Balthazar smiled. “Make a portal in Bekker’s own blood.”
“But he’d sense a talisman—”
“I’d have used his. He always carries one.”
Gabriel was silent for a moment. “That has a nice symmetry. Simple and bold with an element of poetic justice. It’s something I might have thought of myself.”
&n
bsp; “I know. If we survive, do you still intend to come after me?”
“No.” A sigh. “I’m too tired.”
Balthazar wiggled his toes. They were starting to go numb. “Don’t take this the wrong way, but a holiday might do you good.”
A smile touched Gabriel’s lips. “That’s what Anne said.”
23
Anne’s gaze flicked over the Antimagi, calmly assessing her chances of walking out of the mirrored gallery alive and/or uncollared.
They weren’t good.
One, yes. Two … perhaps. But three at once?

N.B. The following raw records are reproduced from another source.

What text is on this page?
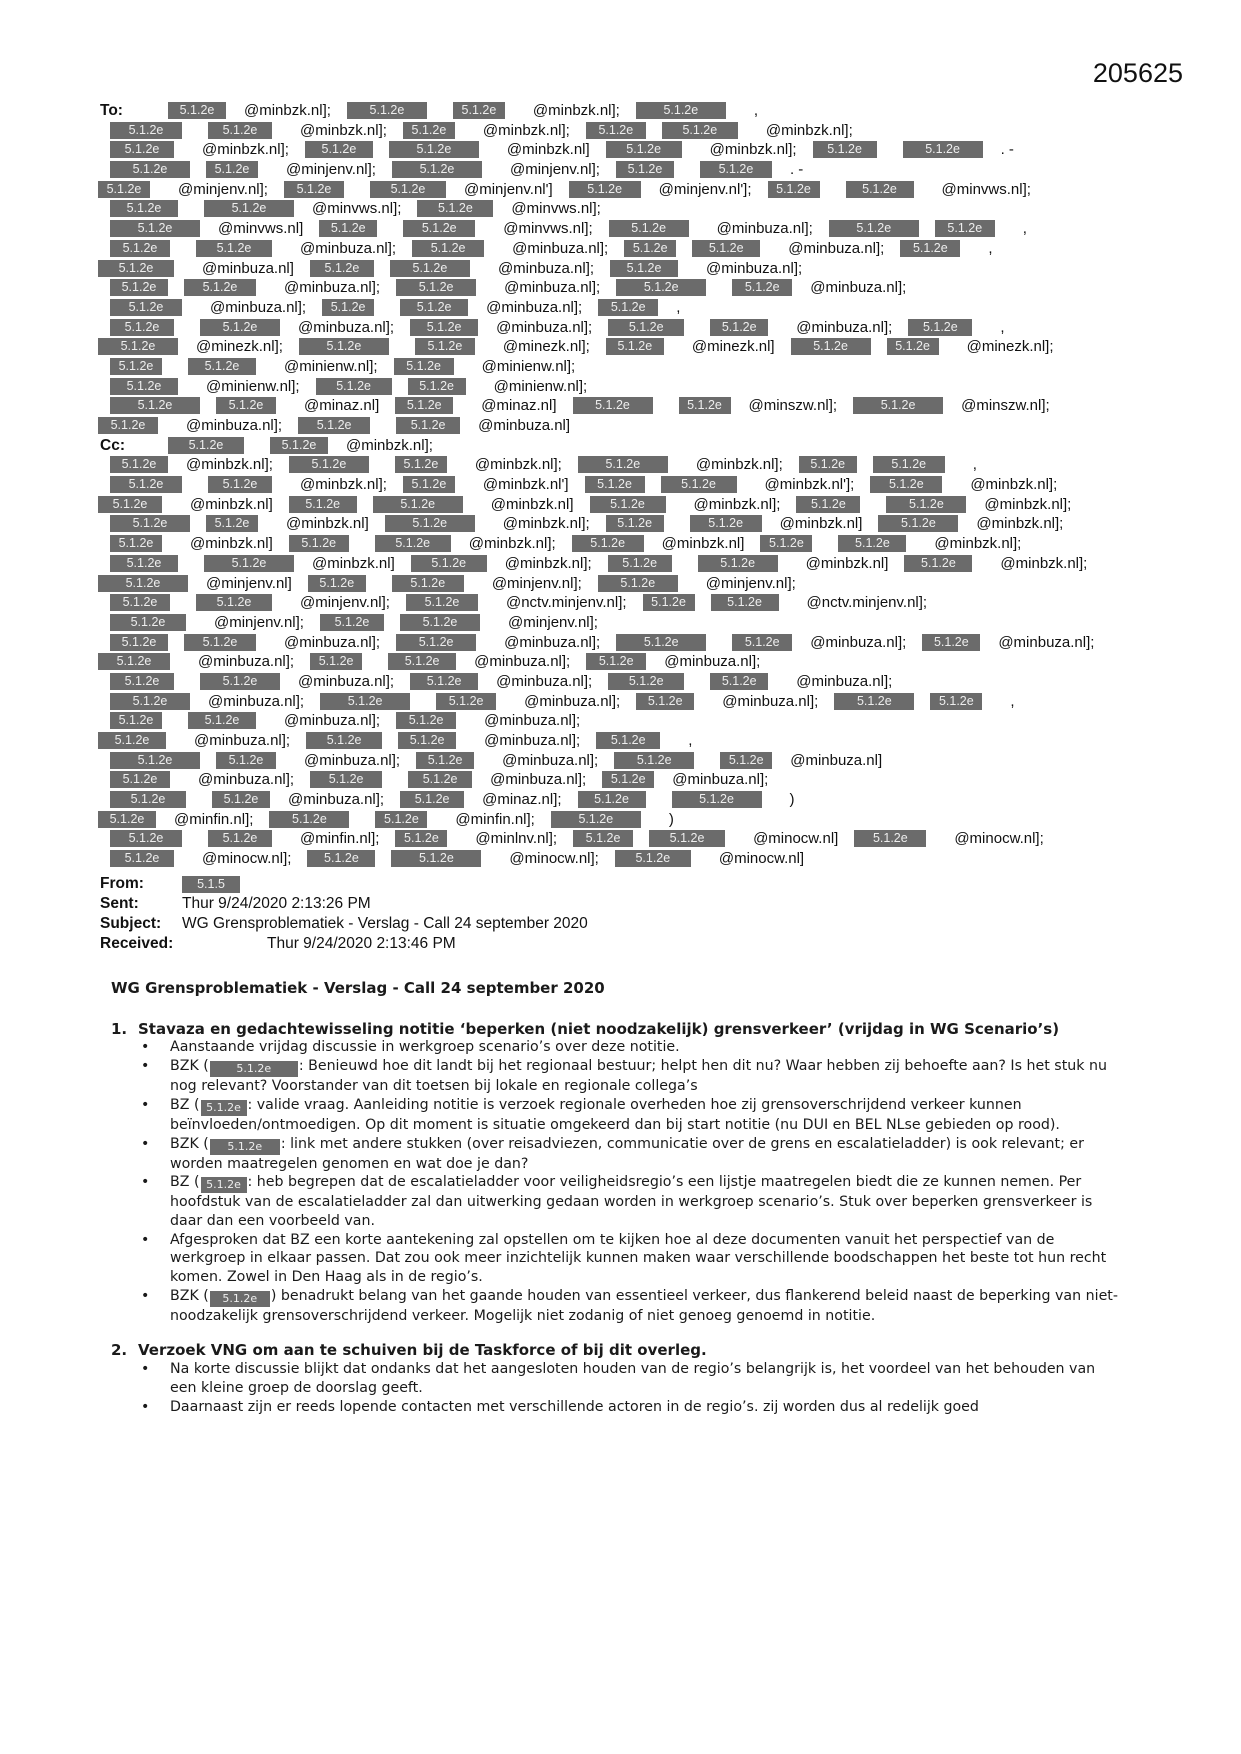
205625
5.1.2e @minbzk.nl];	5.1.2e	5.1.2e @minbzk.nl];	5.1.2e	,
To:
5.1.2e	5.1.2e	@minbzk.nl]; 5.1.2e @minbzk.nl]; 5.1.2e	5.1.2e	@minbzk.nl];
5.1.2e	@minbzk.nl];	5.1.2e	5.1.2e	@minbzk.nl]	5.1.2e	@minbzk.nl]; 5.1.2e	5.1.2e	. -
5.1.2e	5.1.2e @minjenv.nl];	5.1.2e	@minjenv.nl]; 5.1.2e	5.1.2e . -
5.1.2e @minjenv.nl]; 5.1.2e	5.1.2e	@minjenv.nl']	5.1.2e @minjenv.nl']; 5.1.2e	5.1.2e	@minvws.nl];
5.1.2e	5.1.2e	@minvws.nl];	5.1.2e	@minvws.nl];
5.1.2e	@minvws.nl] 5.1.2e	5.1.2e	@minvws.nl];	5.1.2e	@minbuza.nl];	5.1.2e	5.1.2e	,
5.1.2e	5.1.2e	@minbuza.nl];	5.1.2e	@minbuza.nl]; 5.1.2e	5.1.2e	@minbuza.nl]; 5.1.2e	,
5.1.2e	@minbuza.nl] 5.1.2e	5.1.2e	@minbuza.nl];	5.1.2e	@minbuza.nl];
5.1.2e	5.1.2e	@minbuza.nl];	5.1.2e	@minbuza.nl];	5.1.2e	5.1.2e @minbuza.nl];
5.1.2e	@minbuza.nl]; 5.1.2e	5.1.2e @minbuza.nl]; 5.1.2e ,
5.1.2e	5.1.2e	@minbuza.nl];	5.1.2e @minbuza.nl];	5.1.2e	5.1.2e	@minbuza.nl]; 5.1.2e	,
5.1.2e	@minezk.nl];	5.1.2e	5.1.2e	@minezk.nl]; 5.1.2e	@minezk.nl]	5.1.2e	5.1.2e @minezk.nl];
5.1.2e	5.1.2e	@minienw.nl]; 5.1.2e	@minienw.nl];
5.1.2e	@minienw.nl];	5.1.2e	5.1.2e	@minienw.nl];
5.1.2e	5.1.2e	@minaz.nl] 5.1.2e	@minaz.nl]	5.1.2e	5.1.2e @minszw.nl];	5.1.2e	@minszw.nl];
5.1.2e	@minbuza.nl];	5.1.2e	5.1.2e @minbuza.nl]
5.1.2e	5.1.2e @minbzk.nl];
Cc:
5.1.2e @minbzk.nl];	5.1.2e	5.1.2e @minbzk.nl];	5.1.2e	@minbzk.nl]; 5.1.2e	5.1.2e	,
5.1.2e	5.1.2e	@minbzk.nl]; 5.1.2e @minbzk.nl'] 5.1.2e	5.1.2e	@minbzk.nl'];	5.1.2e	@minbzk.nl];
5.1.2e	@minbzk.nl]	5.1.2e	5.1.2e	@minbzk.nl]	5.1.2e	@minbzk.nl]; 5.1.2e	5.1.2e	@minbzk.nl];
5.1.2e	5.1.2e @minbzk.nl]	5.1.2e	@minbzk.nl]; 5.1.2e	5.1.2e @minbzk.nl]	5.1.2e	@minbzk.nl];
5.1.2e @minbzk.nl] 5.1.2e	5.1.2e	@minbzk.nl];	5.1.2e @minbzk.nl] 5.1.2e	5.1.2e	@minbzk.nl];
5.1.2e	5.1.2e	@minbzk.nl]	5.1.2e	@minbzk.nl]; 5.1.2e	5.1.2e	@minbzk.nl]	5.1.2e	@minbzk.nl];
5.1.2e	@minjenv.nl] 5.1.2e	5.1.2e	@minjenv.nl];	5.1.2e	@minjenv.nl];
5.1.2e	5.1.2e	@minjenv.nl];	5.1.2e	@nctv.minjenv.nl]; 5.1.2e	5.1.2e	@nctv.minjenv.nl];
5.1.2e	@minjenv.nl]; 5.1.2e	5.1.2e	@minjenv.nl];
5.1.2e	5.1.2e	@minbuza.nl];	5.1.2e	@minbuza.nl];	5.1.2e	5.1.2e @minbuza.nl]; 5.1.2e @minbuza.nl];
5.1.2e	@minbuza.nl]; 5.1.2e	5.1.2e @minbuza.nl]; 5.1.2e @minbuza.nl];
5.1.2e	5.1.2e	@minbuza.nl];	5.1.2e @minbuza.nl];	5.1.2e	5.1.2e	@minbuza.nl];
5.1.2e	@minbuza.nl];	5.1.2e	5.1.2e	@minbuza.nl]; 5.1.2e	@minbuza.nl];	5.1.2e	5.1.2e ,
5.1.2e	5.1.2e	@minbuza.nl]; 5.1.2e	@minbuza.nl];
5.1.2e	@minbuza.nl];	5.1.2e	5.1.2e	@minbuza.nl]; 5.1.2e	,
5.1.2e	5.1.2e	@minbuza.nl]; 5.1.2e	@minbuza.nl];	5.1.2e	5.1.2e @minbuza.nl]
5.1.2e	@minbuza.nl];	5.1.2e	5.1.2e @minbuza.nl]; 5.1.2e @minbuza.nl];
5.1.2e	5.1.2e @minbuza.nl]; 5.1.2e @minaz.nl];	5.1.2e	5.1.2e	)
5.1.2e @minfin.nl];	5.1.2e	5.1.2e @minfin.nl];	5.1.2e	)
5.1.2e	5.1.2e	@minfin.nl]; 5.1.2e @minlnv.nl]; 5.1.2e	5.1.2e	@minocw.nl]	5.1.2e	@minocw.nl];
5.1.2e	@minocw.nl];	5.1.2e	5.1.2e	@minocw.nl];	5.1.2e	@minocw.nl]
From:	5.1.5
Sent:	Thur 9/24/2020 2:13:26 PM
Subject: WG Grensproblematiek - Verslag - Call 24 september 2020
Received:	Thur 9/24/2020 2:13:46 PM
WG Grensproblematiek - Verslag - Call 24 september 2020
1. Stavaza en gedachtewisseling notitie ‘beperken (niet noodzakelijk) grensverkeer’ (vrijdag in WG Scenario’s)
• Aanstaande vrijdag discussie in werkgroep scenario’s over deze notitie.
• BZK (	5.1.2e : Benieuwd hoe dit landt bij het regionaal bestuur; helpt hen dit nu? Waar hebben zij behoefte aan? Is het stuk nu nog relevant? Voorstander van dit toetsen bij lokale en regionale collega’s
• BZ ( 5.1.2e : valide vraag. Aanleiding notitie is verzoek regionale overheden hoe zij grensoverschrijdend verkeer kunnen beïnvloeden/ontmoedigen. Op dit moment is situatie omgekeerd dan bij start notitie (nu DUI en BEL NLse gebieden op rood).
• BZK ( 5.1.2e : link met andere stukken (over reisadviezen, communicatie over de grens en escalatieladder) is ook relevant; er worden maatregelen genomen en wat doe je dan?
• BZ ( 5.1.2e : heb begrepen dat de escalatieladder voor veiligheidsregio’s een lijstje maatregelen biedt die ze kunnen nemen. Per hoofdstuk van de escalatieladder zal dan uitwerking gedaan worden in werkgroep scenario’s. Stuk over beperken grensverkeer is daar dan een voorbeeld van.
• Afgesproken dat BZ een korte aantekening zal opstellen om te kijken hoe al deze documenten vanuit het perspectief van de werkgroep in elkaar passen. Dat zou ook meer inzichtelijk kunnen maken waar verschillende boodschappen het beste tot hun recht komen. Zowel in Den Haag als in de regio’s.
• BZK ( 5.1.2e ) benadrukt belang van het gaande houden van essentieel verkeer, dus flankerend beleid naast de beperking van niet-noodzakelijk grensoverschrijdend verkeer. Mogelijk niet zodanig of niet genoeg genoemd in notitie.
2. Verzoek VNG om aan te schuiven bij de Taskforce of bij dit overleg.
• Na korte discussie blijkt dat ondanks dat het aangesloten houden van de regio’s belangrijk is, het voordeel van het behouden van een kleine groep de doorslag geeft.
• Daarnaast zijn er reeds lopende contacten met verschillende actoren in de regio’s. zij worden dus al redelijk goed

Like Janssen, whose headless corpse leaked at her feet, she doubted they were seasoned enough to summon black lightning. Otherwise they would have used it on her. But this was small comfort since all of them carried broadswords and were twice her size.
“Listen to me carefully, bitch,” said the one to her right. He had shoulder-length black hair and a thin, pointy face with a deep dent in his chin. “Throw your sword down or you’re in serious trouble.”
The others laughed. “She’s in serious trouble whatever she does, Pieters,” one remarked.
Anne said nothing. She decided to wait and see how it played out. Running like hell was always an option, but it wouldn’t help her find Gabriel. And this Afrikaner…. She didn’t like the sound of him.
Pieters studied her for a long moment. He wasn’t stupid. She’d killed Janssen. Then they all looked down as a three-foot crack split the marble floor. A powerful arm emerged, jeweled rings flashing on filthy grey fingers. Chill air gusted the length of the gallery. A few mirrors shattered. Anne shrugged and donned her sorry, not sorry face.
“It’s all yours, gentlemen,” she said sweetly.
The black-haired Antimagus gave a feral grin. He closed his eyes and pressed his palms together in an attitude of prayer. When they blinked open, the irises were a sickly yellow. His teeth sharpened to little razors, crowding his mouth so his lips didn’t close right. The others watched with amused expressions.